Help, I can’t code and I’m doing a statistics degree. What do I do?
In Warwick, as part of your statistics degree you are going to experience at least 1 coding module. It’s core, and it’s in first year. The language that you’ll be taught in is called R, a free statistical programming language that’s been in use since 1993. It has a huge community support and there are thousands of packages that let you do basically anything you want in relation to data science, statistics, and making graphs. In fact, some of the R development team are actually professors here at Warwick.
The first thing to understand about programming is to understand how computers think. Computers will only do what you explicitly tell them to, especially when coding. Sometimes it will be painfully obvious that the “5” you just put in is a number, and you want to add it to a certain variable, but because the “5” is for whatever reason being treated as a character and not a number, the computer says no. This sort of problem is incredibly frustrating for new programmers. The feeling of “why doesn’t this work?” is so often said, that it can cause people to ragequit from programming altogether. However, if you can understand exactly what the computer is doing with every line of code, then you will be able to more easily debug your code.

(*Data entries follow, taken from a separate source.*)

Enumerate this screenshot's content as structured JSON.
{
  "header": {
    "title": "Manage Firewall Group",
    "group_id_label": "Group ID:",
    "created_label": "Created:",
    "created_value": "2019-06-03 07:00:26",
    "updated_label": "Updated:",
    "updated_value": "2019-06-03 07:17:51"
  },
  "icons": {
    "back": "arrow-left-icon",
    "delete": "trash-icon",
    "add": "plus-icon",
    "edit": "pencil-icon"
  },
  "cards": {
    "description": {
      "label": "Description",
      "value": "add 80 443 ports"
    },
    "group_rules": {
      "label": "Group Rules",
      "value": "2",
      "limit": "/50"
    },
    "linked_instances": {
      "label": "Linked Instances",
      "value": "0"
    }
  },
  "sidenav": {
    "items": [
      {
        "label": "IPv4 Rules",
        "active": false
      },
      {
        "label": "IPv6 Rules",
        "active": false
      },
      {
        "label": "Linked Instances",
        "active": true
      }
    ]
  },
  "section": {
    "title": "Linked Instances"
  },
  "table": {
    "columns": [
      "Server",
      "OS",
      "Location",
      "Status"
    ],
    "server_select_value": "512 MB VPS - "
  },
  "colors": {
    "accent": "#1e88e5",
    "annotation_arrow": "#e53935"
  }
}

A basic understanding of computer science can go a long way in this regard, and also in others. Understanding basic syntax and the basics of writing readable code can save you some trouble. If you need to ask for someone’s help, if the code is written in a completely incomprehensible manner then you’ll have absolutely no hope of getting the help you need. Negative space is important: indenting using tabs, putting spaces before and after operators, these are all very recommended. Brush up on coding standards and you’ll save your teachers a lot of time.
Get good at Googling stuff. In R, if you want to know what a function does you can write the function with a “?” before it, and R will tell you everything it knows about it. For example if I wrote ?count it would tell me exactly what can go into the count function, what i can tell count to do, and what will come out of it. Most importantly there is “what will come out of it”, like I mentioned above, sometimes R will return things that are not in the class that you want. You might end up getting a vector or a string when you really need a number, so in this case you should be aware of functions like “as.numeric” which converts anything inside it to a number. In some cases though, the information you get from R won’t be enough. If that is the case, almost every function you can think of will have a tutorial on youtube that you can search for, or a question having been asked about it on stackoverflow (a website for asking questions based on programming).
One thing to remember about R is that it’s not the be all and end all of statistical software. There are plenty of old statistical packages still used like SAS and SPSS, but they are generally falling out of use. The other free one that is often used is Python, if you feel like going into data science when you finish your degree then you’ll need to learn this one too. It’s not too hard, but it’s a bit harder than R. If you’re really looking to stay ahead of the curve then you can try learning Julia, a scientific programming language that is being picked up more for data science due to its speed.